A 7ª Turma considerou válida norma que previa que não fossem computados na jornada de trabalho dos empregados tempo residual de até 40 minutos. “O caso em análise não diz respeito diretamente à restrição ou redução de direito indisponível, aquela que resulta em afronta a patamar civilizatório mínimo a ser assegurado ao trabalhador, mas apenas a ‘jornada de trabalho’”, escreveu o relator, ministro Alexandre Agra Belmonte, no acórdão. (Processo nº 12085-45.2017.5.15.0045)
O ministro também ressaltou que a matéria não está elencada no artigo 611-B da CLT, introduzido pela Lei da Reforma Trabalhista (13.467/2017), que menciona direitos que constituem objetivo ilícito de negociação coletiva.

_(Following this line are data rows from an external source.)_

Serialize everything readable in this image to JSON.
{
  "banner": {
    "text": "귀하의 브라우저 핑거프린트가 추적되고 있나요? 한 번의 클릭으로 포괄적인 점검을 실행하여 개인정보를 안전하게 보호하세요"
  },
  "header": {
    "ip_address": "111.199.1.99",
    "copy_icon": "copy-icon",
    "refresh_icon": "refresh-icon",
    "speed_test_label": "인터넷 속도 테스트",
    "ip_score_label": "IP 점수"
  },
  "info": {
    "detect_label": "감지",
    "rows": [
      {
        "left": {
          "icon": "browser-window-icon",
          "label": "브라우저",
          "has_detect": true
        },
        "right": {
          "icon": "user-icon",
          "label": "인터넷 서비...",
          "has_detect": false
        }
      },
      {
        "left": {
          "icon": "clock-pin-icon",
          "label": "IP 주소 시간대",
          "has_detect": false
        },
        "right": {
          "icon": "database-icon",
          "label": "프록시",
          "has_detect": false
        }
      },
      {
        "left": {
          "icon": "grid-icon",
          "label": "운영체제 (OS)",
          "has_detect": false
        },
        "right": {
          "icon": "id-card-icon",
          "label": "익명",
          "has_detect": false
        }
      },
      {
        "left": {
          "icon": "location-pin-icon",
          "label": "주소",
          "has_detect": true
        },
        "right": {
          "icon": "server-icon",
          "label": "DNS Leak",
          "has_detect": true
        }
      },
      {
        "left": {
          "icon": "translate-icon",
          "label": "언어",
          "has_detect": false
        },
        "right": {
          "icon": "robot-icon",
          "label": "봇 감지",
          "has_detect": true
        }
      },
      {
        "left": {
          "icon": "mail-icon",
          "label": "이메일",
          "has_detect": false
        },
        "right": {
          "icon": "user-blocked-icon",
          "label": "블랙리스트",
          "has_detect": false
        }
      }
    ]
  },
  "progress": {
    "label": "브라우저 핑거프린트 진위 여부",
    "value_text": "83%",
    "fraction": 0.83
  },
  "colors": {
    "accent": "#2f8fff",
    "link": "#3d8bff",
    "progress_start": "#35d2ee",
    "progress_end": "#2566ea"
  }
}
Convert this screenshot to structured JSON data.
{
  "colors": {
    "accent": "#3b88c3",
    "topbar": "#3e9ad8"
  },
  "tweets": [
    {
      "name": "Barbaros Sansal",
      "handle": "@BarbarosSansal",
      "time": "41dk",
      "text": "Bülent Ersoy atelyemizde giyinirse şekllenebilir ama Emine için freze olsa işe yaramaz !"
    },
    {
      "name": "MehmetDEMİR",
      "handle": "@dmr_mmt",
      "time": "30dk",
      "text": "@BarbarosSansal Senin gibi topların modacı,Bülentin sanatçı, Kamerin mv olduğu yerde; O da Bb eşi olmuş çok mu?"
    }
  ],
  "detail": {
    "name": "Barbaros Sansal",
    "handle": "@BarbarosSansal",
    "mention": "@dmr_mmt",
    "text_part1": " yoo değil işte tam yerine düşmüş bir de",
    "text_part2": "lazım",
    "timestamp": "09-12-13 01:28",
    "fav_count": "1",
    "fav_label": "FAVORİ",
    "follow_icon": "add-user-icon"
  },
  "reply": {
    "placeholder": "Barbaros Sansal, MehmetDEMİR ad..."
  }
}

Frisou ainda, por analogia, que no julgamento do Tema 1.046 do STF, prevaleceu, por maioria, o entendimento do relator, ministro Gilmar Mendes, que prestigiou norma coletiva que flexibilizava horas in itinere (de deslocamento) e explicitou que, mesmo que a questão estivesse vinculada ao salário e à jornada, a própria Constituição permite a negociação coletiva em relação aos referidos temas.
A interpretação foi semelhante à dada pela 5ª Turma do TST em decisão proferida em 2024, que já transitou em julgado. Na ocasião, o colegiado proveu recurso da Volkswagen e derrubou condenação ao pagamento de horas extras, por minutos residuais, que também havia sido determinada pelo TRT15. (Processo nº 11299-58.2016.5.15.0102)
No acórdão, o ministro Breno Medeiros, relator, observou que apesar da jurisprudência do TST na época, a decisão do STF foi enfática ao estabelecer a possibilidade de norma coletiva dispor sobre jornada de trabalho. “Desse modo, não se tratando a matéria em debate de direito indisponível, há de ser privilegiada a norma coletiva que elastece o limite de tolerância quanto aos minutos que antecedem e sucedem a jornada de trabalho para além de 5 minutos para fins de apuração das horas extras, conforme previsto no art. 7º, XXVI, da Constituição Federal”, disse.
Insegurança jurídica
A percepção de que a divergência entre as Turmas da Corte resulta em insegurança jurídica é compartilhada por advogados que atuam dos dois lados.
O advogado Célio Roberto de Souza, que representou o trabalhador no caso analisado pela 7ª Turma do TST, chama a atenção para a frustração criada pela falta de uniformização, uma vez que ela acaba por permitir que trabalhadores de uma mesma empresa acabem tendo resultados diferentes ao ajuizar ações semelhantes. “Ter que explicar para o cliente que ele perdeu enquanto dois mil clientes, não só do nosso escritório, mas de toda a região, ganharam. Isso é frustrante”, diz.
Já o advogado Bruno Alvarenga Nascimento, sócio-coordenador de Trabalhista do Moisés Freire Advocacia, que representou a empresa do setor de avicultura no processo analisado pela 6ª Turma, afirma que, embora a validade de cláusulas coletivas que tratam de minutos residuais encontre respaldo na jurisprudência do TST, especialmente após o julgamento do Tema 1.046 pelo STF, o assunto ainda está longe de ser pacificado na Justiça do Trabalho.
Nascimento defende que, a fim de garantir coerência e segurança jurídica aos jurisdicionados, o impasse demanda intervenção da Subseção I Especializada em Dissídios Individuais (SDI-1), órgão responsável pela uniformização da jurisprudência das Turmas da Corte.